Помнится, первый скандал случился в сочельник на даче моего приятеля в Тайнинке — точнее, на даче его отца, бонзы в Союзе художников. Алла потащила туда и свою приживалку, хоть я всячески противился. Нельзя же ее оставить на Новый год одну, неумолимо заявляла Алла. Но я-то уж знал, что та тайком путается с окрестной шпаной их рабочего района — и только что лечилась от триппера. Оставалось надеяться, что она вылечилась, ведь в суете праздника кто-нибудь из шаловливых и непритязательных моих друзей-художников непременно вдул бы ей на холодной задней веранде: всех же не оповестишь, не вывесишь над дачей штормовое предупреждение… Как всегда и бывает, меня-то, единственного посвященного в медицинскую тайну товарки, Алла к ней же и приревновала, — я действительно любил спьяну хлопнуть ту по упругому заду. Конечно, никто из нас не был трезв, но Аллу так разобрало, что она бросилась на меня с кулаками. В порядке самообороны, возмущенный столь откровенной несправедливостью, я заехал ей по роже, и домой она возвращалась с фиолетовым подглазьем. Впрочем, утром она на меня и не думала сердиться, так, неопределенно что-то хмыкала перед зеркалом, из чего я заключил: то, что называется на милицейском языке бытовуха, у нее в обычае.
Не буду утомлять вас описаниями схожих сцен страсти, которые стали происходить все чаще.
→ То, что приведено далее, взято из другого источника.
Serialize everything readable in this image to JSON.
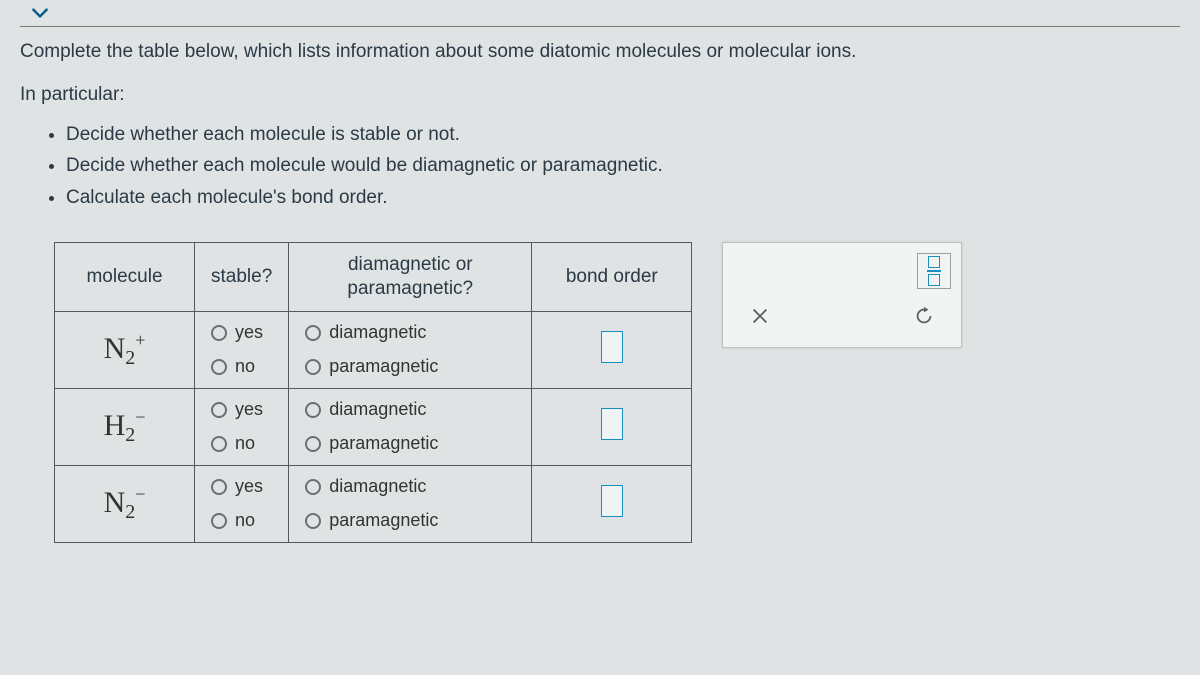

В какие-то моменты она оказывалась сущей фурией, швыряла посуду, я срочно покидал ее дом, она гналась за мной по лестнице, бежала, вопя и стеная вернись, в тапочках по мокрому снегу, спьяну скользила, бухалась мордой в заледенелую корку подтаявшего сугроба, и, вся исцарапанная, с кровью на руках и щеках, посылала мне вдогонку какие-то дерибасовские пожелания… Как водится, потом она обрывала мой телефон, я возвращался, день-другой проходили в южной пылу и в приготовлении знойной пищи, потом всё начиналось с начала, и очередной шторм обрушивался на наше, еще вчера погруженное в негу, тихое побережье… Она стала надоедать мне, я принялся замечать, сколь она неряшлива: прошлогодний жир в сковороде, со вчера немытая посуда, серые внутренние швы брошенного на стул бюстгальтера… Это разочаровывает.
Я исподволь вил веревки, готовя подкоп и побег. И однажды, всё рассчитав, взял путевку в Худфонде, собрал дома чемодан, прихватил мольберт, краски, кисти, там было не купить, — и сорвался в Палангу в Дом творчества… Стоял дивный март, по Паланге бежали ручьи, оттаивали тротуары, газоны и девушки. На освободившемся от снега пляже спали утки, пряча головы под крыло: их я и писал, наслаждаясь прекрасным весенним приморским светом… Бывало солнечно, городок — чистоват; в холодном подвале к пиву давали черные соленые сухари, в кофейне на несколько столиков варили густой кофе по-турецки; на Г-образном пирсе, носом указующим на Щвецию, торговали бусами грубо ограненного черного янтаря; чайки караулили полосу темной воды, оставленную отошедшим от берега льдом… Алла нашла меня и тут.